Ese nombre no fue solo una declaración, sino una confesión: Moisés no pertenecía a ningún lugar. Y aunque al darle nombre a su hijo intentó echar raíces, esas raíces nunca fueron suficientes para anclarlo.
Al poco tiempo cuenta el relato que Moises buscando un cordero perdido sube al monte Joreb. Entonces, en ese monte, el silencio vuelve a romperse. Desde una zarza ardiente que no se consume, la voz de Dios lo llama y le pide quelibere a su pueblo. Pero Moisés responde con un grito ahogado, cargado de duda y negación: «¿Quién soy yo para hacer esa tarea?» (Éxodo 3:11). No pregunta cómo hacerlo, ni con qué
fuerza, sino algo más básico, más desgarrador: ¿Quién soy yo? Porque Moisés no se sentía nada. No se sentía hebreo ni egipcio; no se sentía líder, ni profeta, ni elegido. Era, como él mismo había dicho al nombrar a su hijo, un extranjero. Un hombre sin identidad, caminando entre dos mundos, sin pertenecer a ninguno.
¿Por qué él? ¿Por qué un hombre que ni siquiera sabía quién era? Tal vez, porque es en el vacío donde lo divino puede sembrar algo nuevo. Tal vez, porque solo aquel que ha caminado entre sombras y soledades puede entender el clamor de un pueblo perdido. Y tal vez, porque lo que Dios vio en Moisés no fue lo que él era, sino lo que podía llegar a ser.

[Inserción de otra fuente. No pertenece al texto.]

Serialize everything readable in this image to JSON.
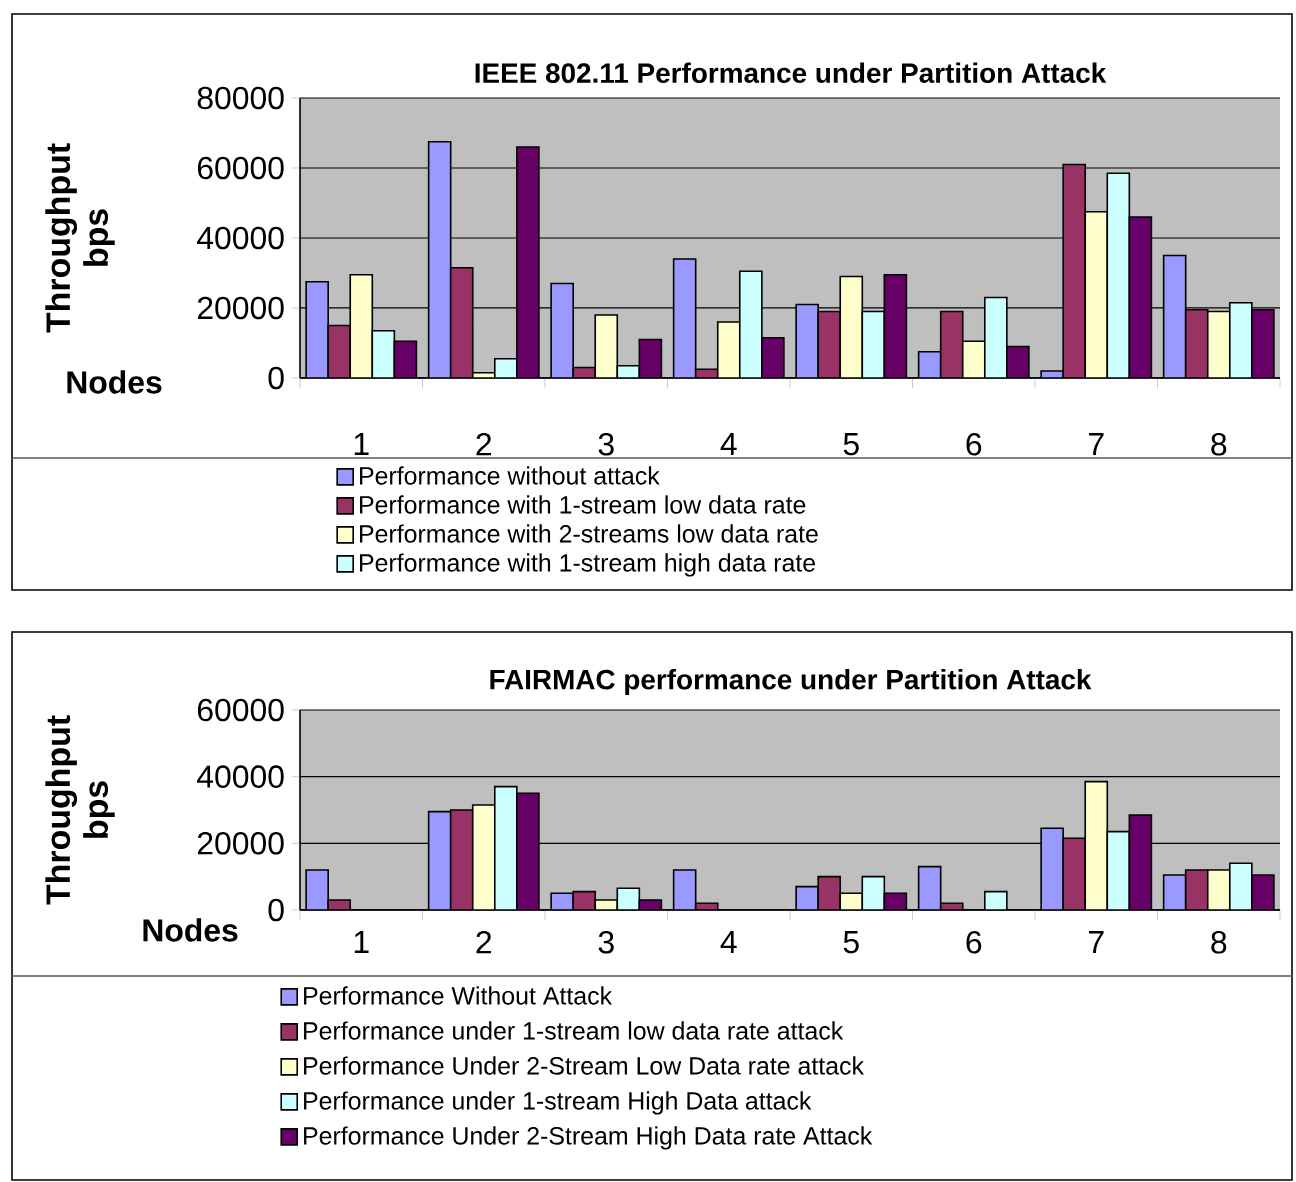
{
  "chart_data": [
    {
      "type": "bar",
      "title": "IEEE 802.11 Performance under Partition Attack",
      "xlabel": "Nodes",
      "ylabel": "Throughput bps",
      "categories": [
        "1",
        "2",
        "3",
        "4",
        "5",
        "6",
        "7",
        "8"
      ],
      "ylim": [
        0,
        80000
      ],
      "yticks": [
        0,
        20000,
        40000,
        60000,
        80000
      ],
      "grid": "y",
      "legend": "bottom",
      "series": [
        {
          "name": "Performance without attack",
          "color": "#9999ff",
          "values": [
            27500,
            67500,
            27000,
            34000,
            21000,
            7500,
            2000,
            35000
          ]
        },
        {
          "name": "Performance with 1-stream low data rate",
          "color": "#993366",
          "values": [
            15000,
            31500,
            3000,
            2500,
            19000,
            19000,
            61000,
            19500
          ]
        },
        {
          "name": "Performance with 2-streams low data rate",
          "color": "#ffffcc",
          "values": [
            29500,
            1500,
            18000,
            16000,
            29000,
            10500,
            47500,
            19000
          ]
        },
        {
          "name": "Performance with 1-stream high data rate",
          "color": "#ccffff",
          "values": [
            13500,
            5500,
            3500,
            30500,
            19000,
            23000,
            58500,
            21500
          ]
        },
        {
          "color": "#660066",
          "values": [
            10500,
            66000,
            11000,
            11500,
            29500,
            9000,
            46000,
            19500
          ]
        }
      ]
    },
    {
      "type": "bar",
      "title": "FAIRMAC performance under Partition Attack",
      "xlabel": "Nodes",
      "ylabel": "Throughput bps",
      "categories": [
        "1",
        "2",
        "3",
        "4",
        "5",
        "6",
        "7",
        "8"
      ],
      "ylim": [
        0,
        60000
      ],
      "yticks": [
        0,
        20000,
        40000,
        60000
      ],
      "grid": "y",
      "legend": "bottom",
      "series": [
        {
          "name": "Performance Without Attack",
          "color": "#9999ff",
          "values": [
            12000,
            29500,
            5000,
            12000,
            7000,
            13000,
            24500,
            10500
          ]
        },
        {
          "name": "Performance under 1-stream low data rate attack",
          "color": "#993366",
          "values": [
            3000,
            30000,
            5500,
            2000,
            10000,
            2000,
            21500,
            12000
          ]
        },
        {
          "name": "Performance Under 2-Stream Low Data rate attack",
          "color": "#ffffcc",
          "values": [
            0,
            31500,
            3000,
            0,
            5000,
            0,
            38500,
            12000
          ]
        },
        {
          "name": "Performance under 1-stream High Data attack",
          "color": "#ccffff",
          "values": [
            0,
            37000,
            6500,
            0,
            10000,
            5500,
            23500,
            14000
          ]
        },
        {
          "name": "Performance Under 2-Stream High Data rate Attack",
          "color": "#660066",
          "values": [
            0,
            35000,
            3000,
            0,
            5000,
            0,
            28500,
            10500
          ]
        }
      ]
    }
  ]
}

Moisés fue el líder más grande que tuvo la historia judía. Un hombre sin tierra, que sin embargo, dio tierra a su pueblo. Un hombre sin identidad fija, que moldeó la identidad de generaciones. Quizás esa contradicción es la que lo hace eterno. Porque Moisés no lideró desde la certeza, sino desde la duda. No guio desde un lugar de pertenencia, sino desde el vacío, donde las preguntas son más profundas que las respuestas.
Tal vez esa es la lección que dejó a su pueblo. Que no necesitamos pertenecer para caminar hacia un propósito. Que no se requiere estar completo para dar sentido a una vida. Y que, incluso siendo extranjeros, podemos construir un hogar, no en una tierra, sino en los corazones de quienes vienen después de nosotros.